What is the most common mistake when setting up the Jetson AGX Orin for the first time?
The most frequent pitfall is attempting to flash JetPack from a Windows or macOS host — NVIDIA SDK Manager only runs on x86_64 Ubuntu 20.04 or 22.04. A second common issue is forgetting to enter Force Recovery mode before connecting to the host PC — hold the Force Recovery button while pressing Power; the board will not appear as a USB device otherwise. Finally, many users do not expand the root partition after flashing and run out of space when installing JetPack components on the 64 GB eMMC — installing immediately to an NVMe SSD or running resize2fs on the eMMC partition right after first boot eliminates this issue entirely.
Where can I find documentation, community support, and firmware updates for the Jetson AGX Orin?

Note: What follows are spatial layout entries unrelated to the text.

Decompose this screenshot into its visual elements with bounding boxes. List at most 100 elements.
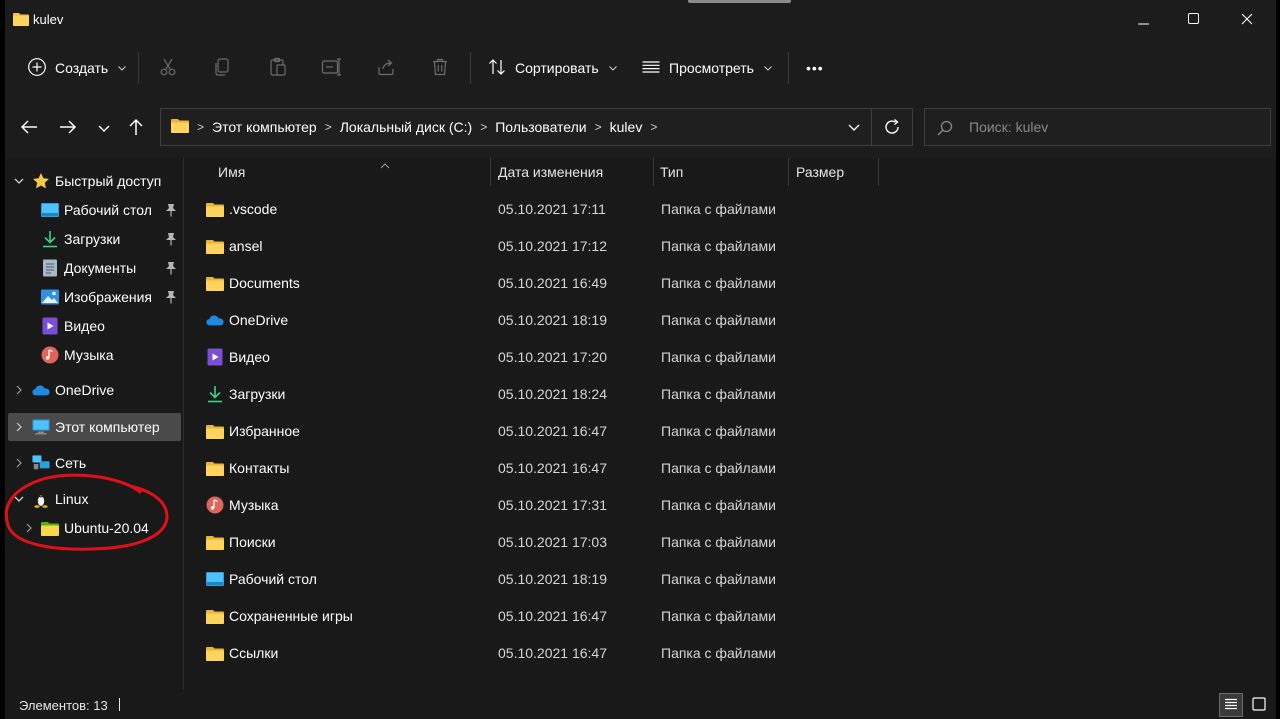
file-row[interactable]: Сохраненные игры 05.10.2021 16:47 Папка с … [196,598,856,635]
command-bar: Создать Сортировать Просмотреть ••• [5,40,1276,96]
address-bar[interactable]: > Этот компьютер > Локальный диск (C:) >… [160,108,913,146]
sort-button[interactable]: Сортировать [487,54,617,82]
breadcrumb-item[interactable]: Пользователи [495,119,586,135]
close-button[interactable] [1221,0,1273,40]
breadcrumb-item[interactable]: Локальный диск (C:) [340,119,473,135]
sidebar-item-onedrive[interactable]: OneDrive [5,376,181,404]
sidebar-item-documents[interactable]: Документы [5,254,181,282]
column-divider[interactable] [788,158,789,186]
delete-button[interactable] [428,56,452,80]
column-divider[interactable] [878,158,879,186]
column-header-size[interactable]: Размер [796,158,878,186]
sidebar-item-quick-access[interactable]: Быстрый доступ [5,167,181,195]
file-row[interactable]: Музыка 05.10.2021 17:31 Папка с файлами [196,487,856,524]
file-name: Избранное [229,423,300,439]
file-type: Папка с файлами [661,312,776,328]
chevron-right-icon[interactable] [23,522,35,534]
chevron-down-icon[interactable] [13,493,25,505]
status-divider [119,698,120,711]
file-row[interactable]: Загрузки 05.10.2021 18:24 Папка с файлами [196,376,856,413]
search-box[interactable] [924,108,1271,146]
folder-icon [206,200,224,218]
file-name: Поиски [229,534,276,550]
chevron-right-icon[interactable] [13,384,25,396]
music-icon [206,496,224,514]
paste-button[interactable] [266,56,290,80]
arrow-right-icon [59,119,77,138]
view-list-icon [641,57,661,80]
pin-icon[interactable] [165,261,177,278]
chevron-down-icon[interactable] [13,175,25,187]
sidebar-item-network[interactable]: Сеть [5,449,181,477]
recent-locations-button[interactable] [90,114,118,142]
cut-button[interactable] [156,56,180,80]
copy-icon [213,57,233,80]
file-type: Папка с файлами [661,349,776,365]
file-date: 05.10.2021 16:47 [498,608,607,624]
sidebar-item-label: Изображения [64,289,152,305]
up-button[interactable] [122,114,150,142]
view-button[interactable]: Просмотреть [641,54,772,82]
sidebar-item-label: Видео [64,318,105,334]
sort-ascending-icon [380,156,390,172]
breadcrumb-item[interactable]: kulev [610,119,643,135]
tiles-view-button[interactable] [1247,693,1271,717]
file-row[interactable]: ansel 05.10.2021 17:12 Папка с файлами [196,228,856,265]
file-row[interactable]: Documents 05.10.2021 16:49 Папка с файлами [196,265,856,302]
sidebar-item-music[interactable]: Музыка [5,341,181,369]
pin-icon[interactable] [165,203,177,220]
create-button[interactable]: Создать [27,54,127,82]
sidebar-item-downloads[interactable]: Загрузки [5,225,181,253]
folder-icon [41,519,59,537]
desktop-icon [41,201,59,219]
file-row[interactable]: Поиски 05.10.2021 17:03 Папка с файлами [196,524,856,561]
folder-icon [206,533,224,551]
folder-icon [206,422,224,440]
document-icon [41,259,59,277]
column-divider[interactable] [653,158,654,186]
pin-icon[interactable] [165,290,177,307]
file-name: Documents [229,275,300,291]
search-input[interactable] [969,109,1259,145]
file-type: Папка с файлами [661,608,776,624]
sidebar-item-this-pc[interactable]: Этот компьютер [8,413,181,441]
minimize-button[interactable] [1118,0,1170,40]
column-header-date[interactable]: Дата изменения [498,158,653,186]
rename-button[interactable] [320,56,344,80]
column-header-name[interactable]: Имя [218,158,490,186]
file-row[interactable]: .vscode 05.10.2021 17:11 Папка с файлами [196,191,856,228]
file-row[interactable]: Контакты 05.10.2021 16:47 Папка с файлами [196,450,856,487]
sidebar-item-label: Музыка [64,347,114,363]
breadcrumb-separator[interactable]: > [650,120,657,134]
file-row[interactable]: OneDrive 05.10.2021 18:19 Папка с файлами [196,302,856,339]
column-divider[interactable] [490,158,491,186]
refresh-icon[interactable] [882,117,902,140]
forward-button[interactable] [54,114,82,142]
sidebar-item-videos[interactable]: Видео [5,312,181,340]
file-row[interactable]: Избранное 05.10.2021 16:47 Папка с файлами [196,413,856,450]
details-view-button[interactable] [1219,693,1243,717]
sidebar-item-ubuntu[interactable]: Ubuntu-20.04 [5,514,181,542]
folder-icon [206,607,224,625]
pin-icon[interactable] [165,232,177,249]
back-button[interactable] [15,114,43,142]
chevron-right-icon[interactable] [13,457,25,469]
copy-button[interactable] [211,56,235,80]
file-row[interactable]: Видео 05.10.2021 17:20 Папка с файлами [196,339,856,376]
sort-icon [487,57,507,80]
breadcrumb-item[interactable]: Этот компьютер [212,119,317,135]
sidebar-item-linux[interactable]: Linux [5,485,181,513]
sidebar-item-pictures[interactable]: Изображения [5,283,181,311]
file-row[interactable]: Рабочий стол 05.10.2021 18:19 Папка с файл… [196,561,856,598]
download-icon [41,230,59,248]
address-dropdown-icon[interactable] [848,120,860,135]
maximize-button[interactable] [1168,0,1220,40]
plus-circle-icon [27,57,47,80]
chevron-right-icon[interactable] [13,421,25,433]
file-row[interactable]: Ссылки 05.10.2021 16:47 Папка с файлами [196,635,856,672]
share-button[interactable] [374,56,398,80]
column-header-type[interactable]: Тип [660,158,788,186]
column-header-label: Тип [660,164,684,180]
sidebar-item-desktop[interactable]: Рабочий стол [5,196,181,224]
more-options-button[interactable]: ••• [806,54,824,82]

Official documentation lives on the NVIDIA Developer portal (developer.nvidia.com/embedded), including the Jetson AGX Orin User Guide, JetPack release notes, and the Jetson Linux driver package. Firmware and JetPack updates are distributed via NVIDIA SDK Manager (GUI installer) or the Jetson Linux archive for command-line flashing. Community support is active on the NVIDIA Developer Forums under the Jetson & Embedded Systems category — most hardware and software questions have existing threads. The jetson-containers project on GitHub provides a curated library of ready-to-run Docker containers for LLMs, diffusion models, vision pipelines, and robotics workloads, saving significant environment-setup time.